Lynne Gerber (she/her) is an independent scholar and a co-founder of Eureka Street Productions. Her research interests are in the places where religion, morality, and the body overlap. She is the author of Seeking the Straight and Narrow: Weight Loss and Sexual Reorientation in Evangelical America (Chicago, 2012). Her work has also appeared in American Quarterly, Nova Religio, Gender & Society, Salon, The Revealer, and Religion Dispatches. She has held research positions and taught at Harvard Divinity School and the University of California at Berkeley. Her recent work focuses on religious responses to the emergence of HIV/AIDS in 1980s and 90s San Francisco. She is currently collaborating on various written, digital, and audio projects related to the Metropolitan Community Church of San Francisco (MCCSF), one of the earliest gay Christian churches in the country. She is a co-producer and host of the documentary podcast When We All Get to Heaven, which tells the story of MCCSF and how it engaged HIV/AIDS. It is scheduled for release in June of 2025.
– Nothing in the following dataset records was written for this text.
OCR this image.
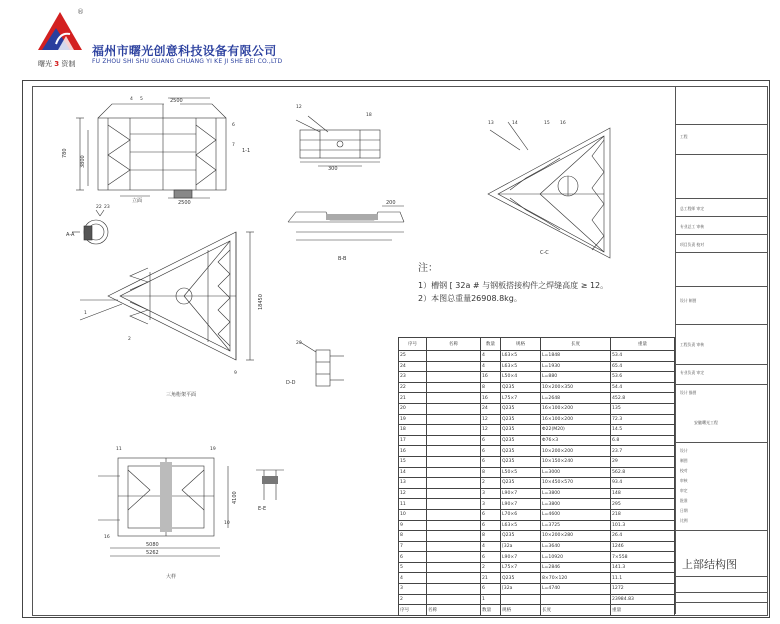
®
曙光 3 资制
福州市曙光创意科技设备有限公司
FU ZHOU SHI SHU GUANG CHUANG YI KE JI SHE BEI CO.,LTD
2500
780
3800
2500
立面
300
200
B-B
18450
三角桁架平面
C-C
5080
5262
4100
大样
E-E
A-A
1-1
D-D
4 5
6
7
12
18
22 23
13	14	15 16
1
2
9
11	19
16
10
20
注：
1）槽钢 [ 32a # 与钢板搭接构件之焊缝高度 ≥ 12。
2）本图总重量26908.8kg。
序号	名称	数量	规格	长度	重量
25		4	L63×5	L=1848	53.4
24		4	L63×5	L=1930	65.4
23		16	L50×4	L=880	53.6
22		8	Q235	10×200×350	54.4
21		16	L75×7	L=2648	452.8
20		24	Q235	16×100×200	135
19		12	Q235	16×100×200	72.3
18		12	Q235	Φ22(M20)	14.5
17		6	Q235	Φ76×3	6.8
16		6	Q235	10×200×200	23.7
15		6	Q235	10×150×240	29
14		8	L50×5	L=3000	562.8
13		2	Q235	10×450×570	93.4
12		3	L90×7	L=3800	148
11		3	L90×7	L=3800	295
10		6	L70×6	L=4600	218
9		6	L63×5	L=3725	101.3
8		8	Q235	10×200×280	26.4
7		4	[32a	L=3640	1246
6		6	L90×7	L=10920	7×558
5		2	L75×7	L=2846	141.3
4		21	Q235	8×70×120	11.1
3		6	[32a	L=4740	1272
2		1			23984.83
序号	名称	数量	规格	长度	重量
工程
总工程师 审定
专业总工 审核
项目负责 校对
设计 制图
工程负责 审核
专业负责 审定
设计 描图
安徽曙光工程
设计
制图
校对
审核
审定
批准
日期
比例
上部结构图
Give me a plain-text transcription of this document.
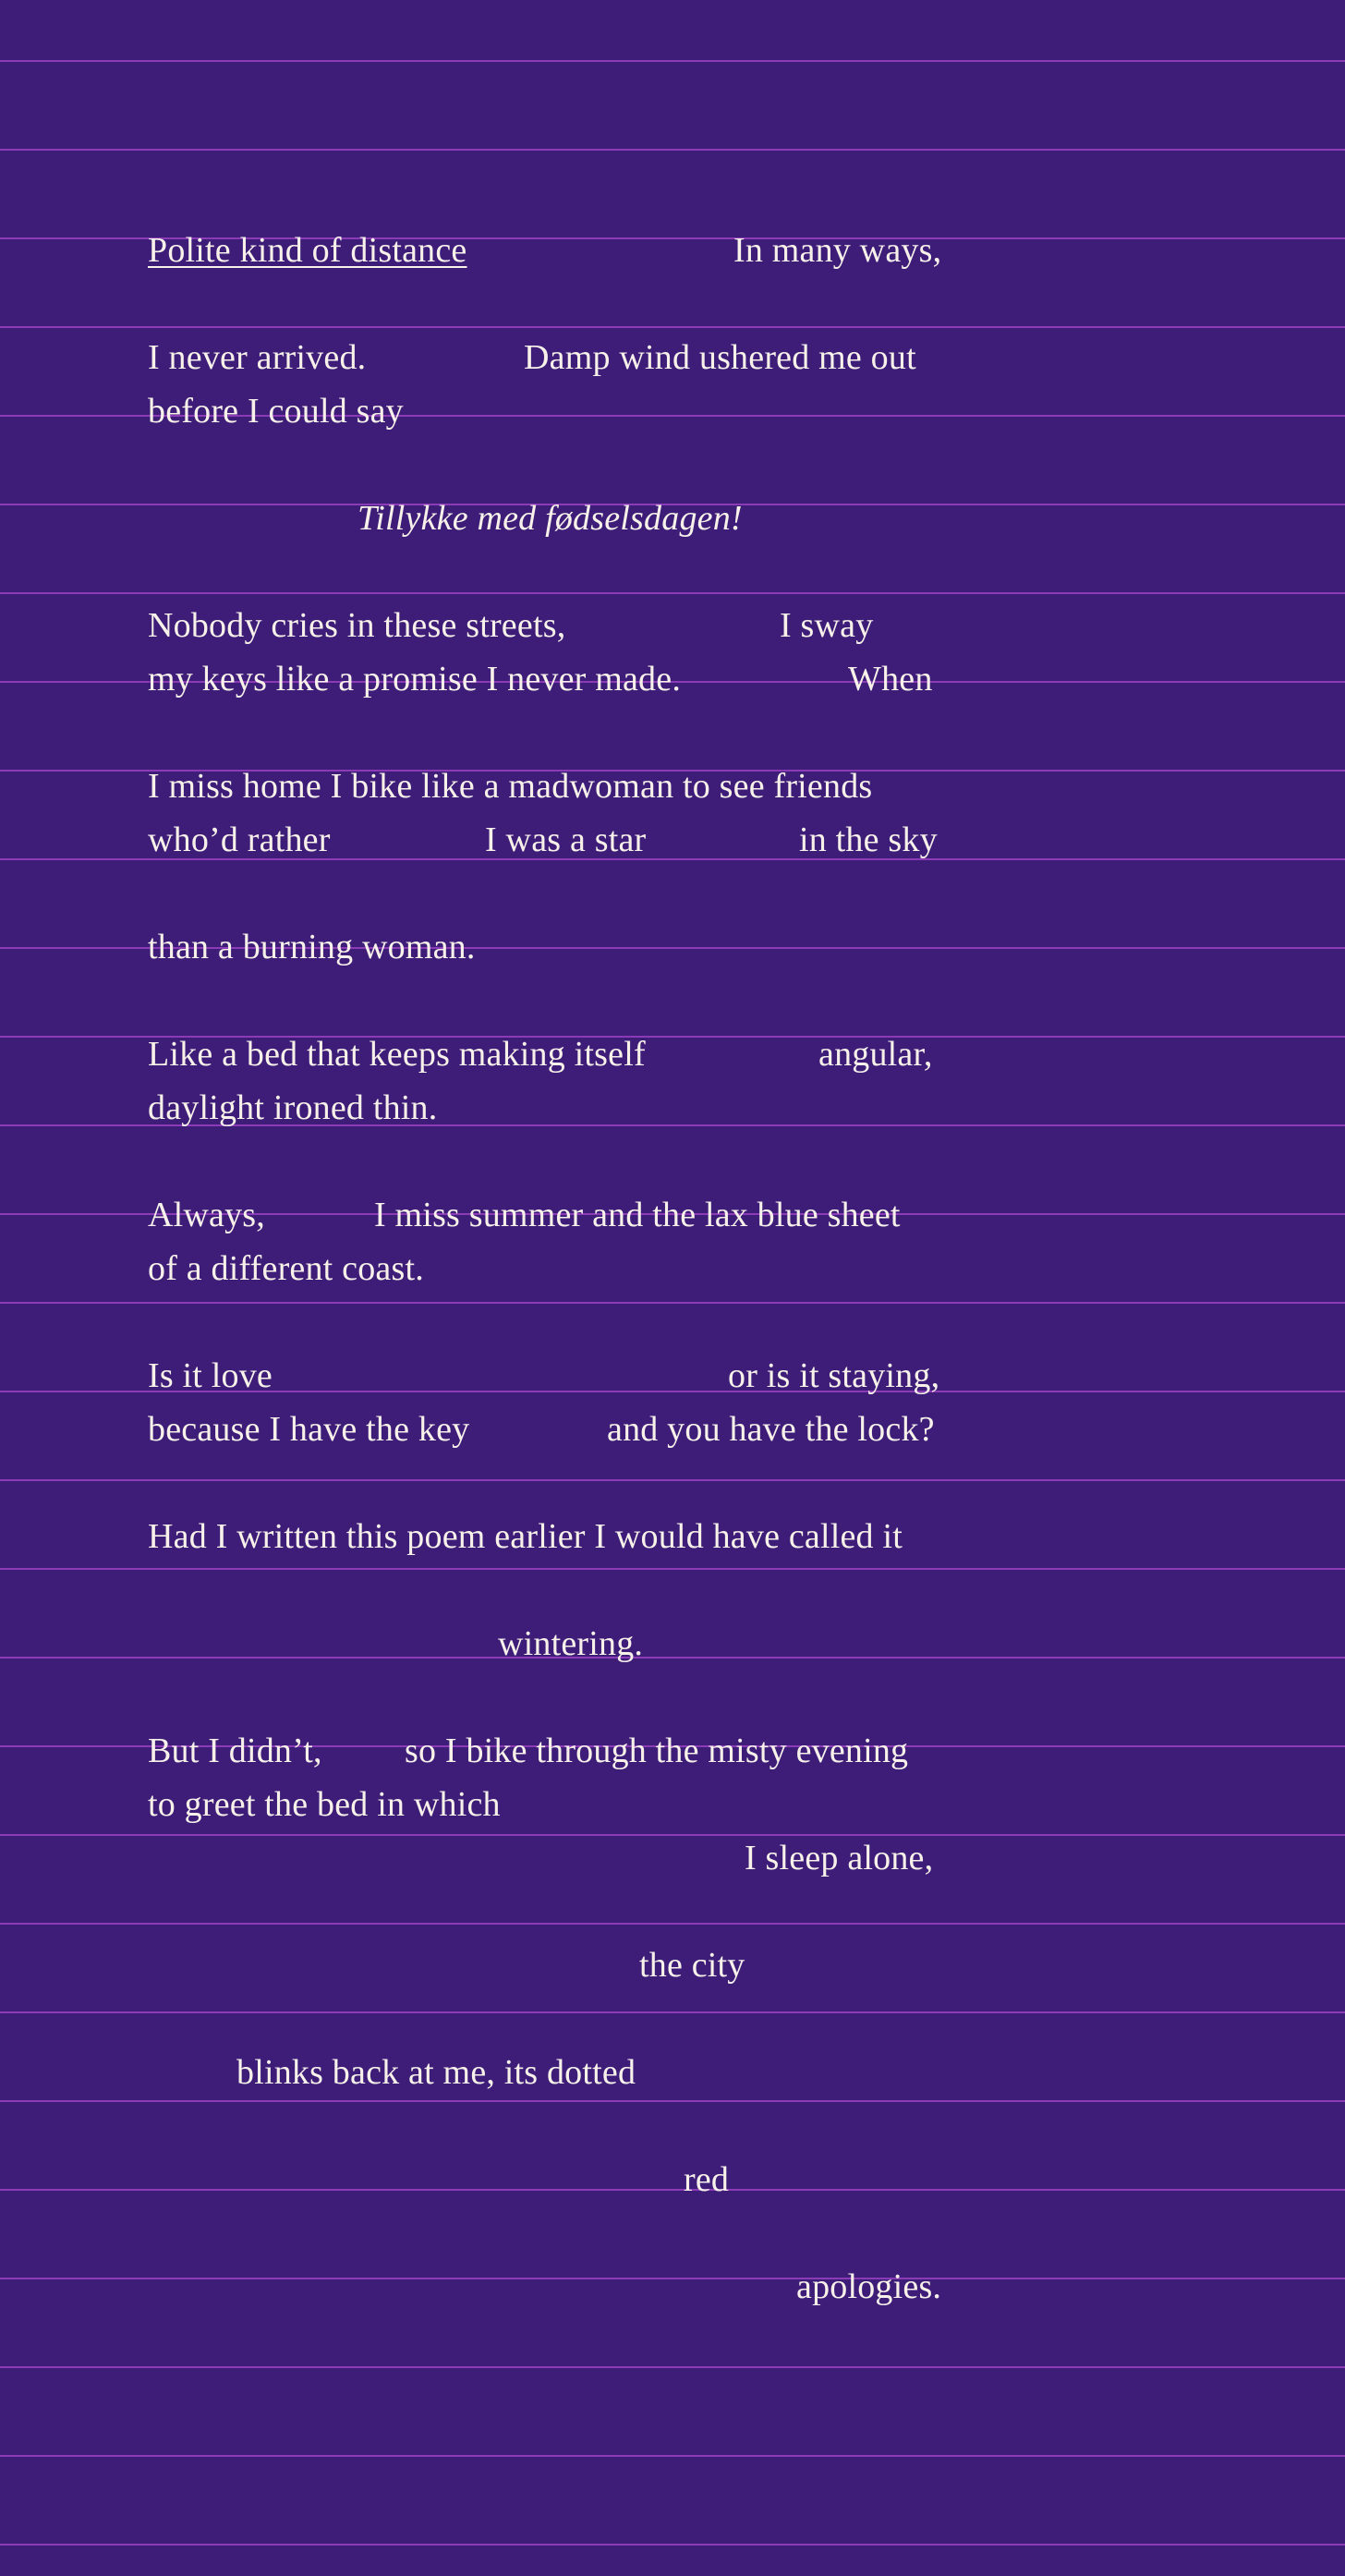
Polite kind of distance	In many ways,
I never arrived.	Damp wind ushered me out
before I could say
Tillykke med fødselsdagen!
Nobody cries in these streets,	I sway
my keys like a promise I never made.	When
I miss home I bike like a madwoman to see friends
who’d rather	I was a star	in the sky
than a burning woman.
Like a bed that keeps making itself	angular,
daylight ironed thin.
Always,	I miss summer and the lax blue sheet
of a different coast.
Is it love	or is it staying,
because I have the key	and you have the lock?
Had I written this poem earlier I would have called it
wintering.
But I didn’t, so I bike through the misty evening
to greet the bed in which
I sleep alone,
the city
blinks back at me, its dotted
red
apologies.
Ariana Nedelman (she/her) is the co-founder of Not Sorry Productions where she has co-created four podcasts: Harry Potter and the Sacred Text, Hot and Bothered, The Real Question, and Let’s Ask Taylor Swift. She is also the co-creator and a producer of the upcoming independent audio project When We All Get to Heaven. She has her BA from the University of Chicago and a graduate certificate from The Salt Institute of Documentary Studies.

Siri Colom (she/her) is an Assistant Professor of Sociology at Worcester State University. Her research focuses on race, environment, and urban politics, with a particular focus on the ways communities come apart and together after disasters. She uses the lens of sociology to think about how structural oppression manifests and emerges in the everyday politics of people attempting to rebuild lives and homes. She co-authored a research project on the LGBTQ community for the Rhode Island Foundation. Currently, she is mid-production on an audio documentary on how an LGBTQ church in San Francisco survived the social and political disaster brought about by the AIDS epidemic during the 80s and 90s. She holds a PhD in Sociology from the University of California Berkeley.